The lawsuit said AmerisourceBergen prioritized profits over the well-being of Americans and intentionally altered how one of its units monitored orders, dramatically reducing the number of controlled-substance orders that underwent internal review.

“The United States brings this suit to hold defendants accountable for their egregious failure to report suspicious orders and their role in contributing to the opioid epidemic,” the Justice Department said in its complaint.

The department said that if the company is found liable, it faces billions of dollars in penalties.

Conshohocken, Pennsylvania-based AmerisourceBergen had no immediate comment. The company has long denied contributing to the opioid epidemic.

Opioids have contributed to more than 564,000 overdose deaths from 1999 to 2020, according to U.S. government data. Nearly 107,000 Americans died of drug overdoses last year, the U.S. Centers for Disease Control and Prevention reported last week, up 16% from 2020.

The case came after AmerisourceBergen agreed in 2021 to pay up to $6.4 billion to resolve thousands of lawsuits accusing it and other drug distributors of ignoring red flags indicating the prescription painkillers were being diverted for improper uses.

It agreed to that deal as part of a broader, $26 billion settlement resolving more than 3,000 lawsuits by state and local governments against the company, its two primary distributor rivals — McKesson Corp (NYSE:MCK) and Cardinal Health (NYSE:CAH) — and the drugmaker Johnson & Johnson (NYSE:JNJ).

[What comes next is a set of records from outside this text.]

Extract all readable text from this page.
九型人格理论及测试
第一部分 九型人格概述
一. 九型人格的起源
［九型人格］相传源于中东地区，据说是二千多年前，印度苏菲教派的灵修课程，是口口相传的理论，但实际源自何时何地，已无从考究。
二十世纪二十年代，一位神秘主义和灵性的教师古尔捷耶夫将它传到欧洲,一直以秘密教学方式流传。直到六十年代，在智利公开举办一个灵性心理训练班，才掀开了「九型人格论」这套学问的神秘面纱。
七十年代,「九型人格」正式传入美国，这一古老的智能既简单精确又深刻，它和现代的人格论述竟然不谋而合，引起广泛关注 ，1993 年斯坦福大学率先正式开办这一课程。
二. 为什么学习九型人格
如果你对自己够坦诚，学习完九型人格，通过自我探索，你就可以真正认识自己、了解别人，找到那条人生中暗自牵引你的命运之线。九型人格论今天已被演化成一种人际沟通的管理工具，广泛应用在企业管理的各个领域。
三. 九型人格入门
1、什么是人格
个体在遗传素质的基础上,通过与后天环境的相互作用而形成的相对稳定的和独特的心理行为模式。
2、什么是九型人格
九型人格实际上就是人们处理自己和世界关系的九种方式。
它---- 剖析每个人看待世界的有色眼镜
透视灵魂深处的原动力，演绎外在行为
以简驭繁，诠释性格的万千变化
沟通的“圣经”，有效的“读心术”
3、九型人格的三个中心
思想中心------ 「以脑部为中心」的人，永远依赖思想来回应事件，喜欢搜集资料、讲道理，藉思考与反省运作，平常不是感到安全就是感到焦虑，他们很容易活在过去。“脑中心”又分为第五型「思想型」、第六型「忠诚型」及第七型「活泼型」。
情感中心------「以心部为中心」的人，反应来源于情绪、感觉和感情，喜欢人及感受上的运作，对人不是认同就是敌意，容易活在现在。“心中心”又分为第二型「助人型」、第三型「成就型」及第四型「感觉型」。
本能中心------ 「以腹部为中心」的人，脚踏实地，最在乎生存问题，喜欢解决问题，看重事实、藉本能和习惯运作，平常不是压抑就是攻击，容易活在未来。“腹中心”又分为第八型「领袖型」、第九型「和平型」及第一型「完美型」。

Thursday’s lawsuit is latest in a series of criminal and civil actions the Justice Department has pursued against companies accused of fueling the opioid epidemic.

Other companies targeted by the Justice Department include OxyContin maker Purdue Pharma, which pleaded guilty to criminal charges in 2020 over the handling of the addictive painkiller, and Walmart (NYSE:WMT) Inc, which is fighting a lawsuit alleging its pharmacies unlawfully distributed opioids.